Consumers are not the only victims. Many employees shop online from the office or while using a corporate device. That means holiday threats could expose company networks and business-critical information.
Cybercriminals target businesses as well. Attempted ransomware attacks are typically 70 percent higher in November and December than in January and February. Phishing attempts surge by 46 percent in December compared to the monthly average. One study found a 106 percent increase in the number of malware infections during the first weekend of the season.
Several factors create a perfect storm for successful attacks during the holidays. Many security and IT teams run on skeleton crews, meaning fewer people are available to monitor for and respond to threats. At the same time, the surge in online shopping provides more opportunities for data theft and fraud.
Employees are often distracted by the festive period, making them more susceptible to social engineering tactics. An influx of seasonal employees with limited cybersecurity training can also create weak points in an organization’s defenses.

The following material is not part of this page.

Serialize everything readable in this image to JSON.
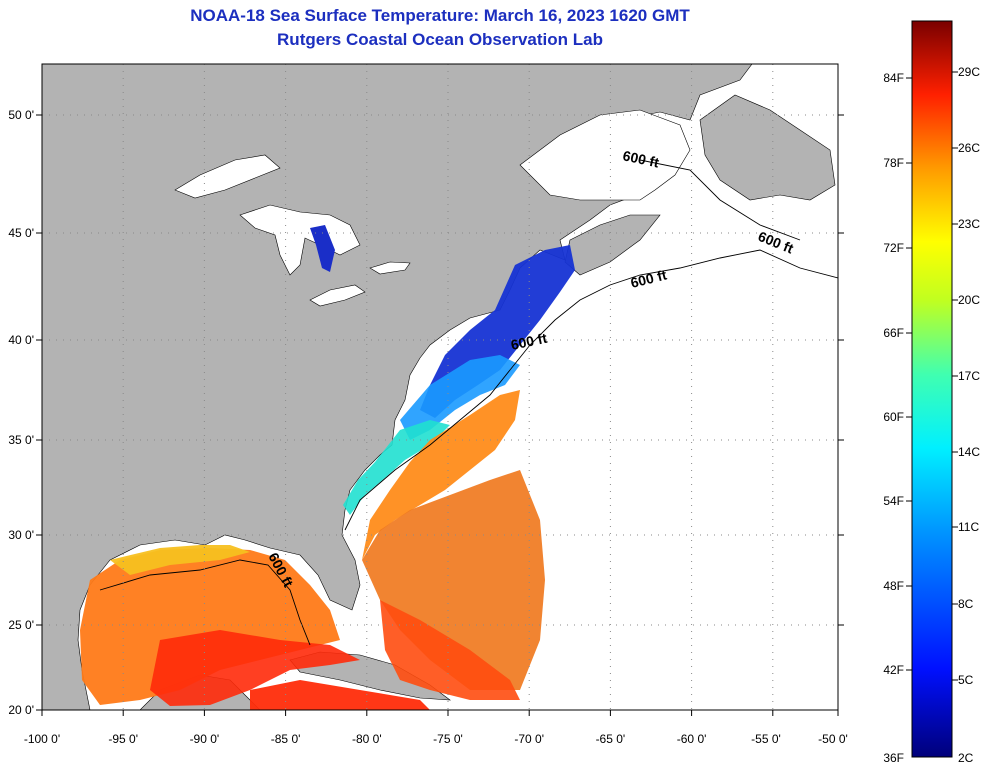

Every user plays a role in preventing holiday cyber scams. Here are four ways to protect yourself and your organization:
Update your operating system and software with the latest patches. Experts estimate that more than half of all breaches exploit known vulnerabilities for which a patch has been released but not applied. Ensure that your operating system, web browsers, and other software are always up to date. Note: NetAscendant performs these tasks for its supported computers.
Use strong passwords and multifactor authentication. Weak access controls often provide the initial entry point for cyberattacks. Create unique, strong passwords for all your online accounts and change them regularly. Use Multi-Factor Authentication (MFA) whenever it is available, as it adds an extra layer of security to your accounts.
Be vigilant. Attackers often lure in their victims by creating a sense of urgency. Be suspicious of unsolicited emails, messages, or calls, and especially wary of offers that seem too good to be true. The holidays are a good time to review your cybersecurity training and refresh your memory about the latest threats and how to avoid them.
Be extremely cautious anytime you are prompted for your username and password, especially from emails, pop-ups, or unexpected login pages. When in doubt, stop and verify the source through a known, trusted path.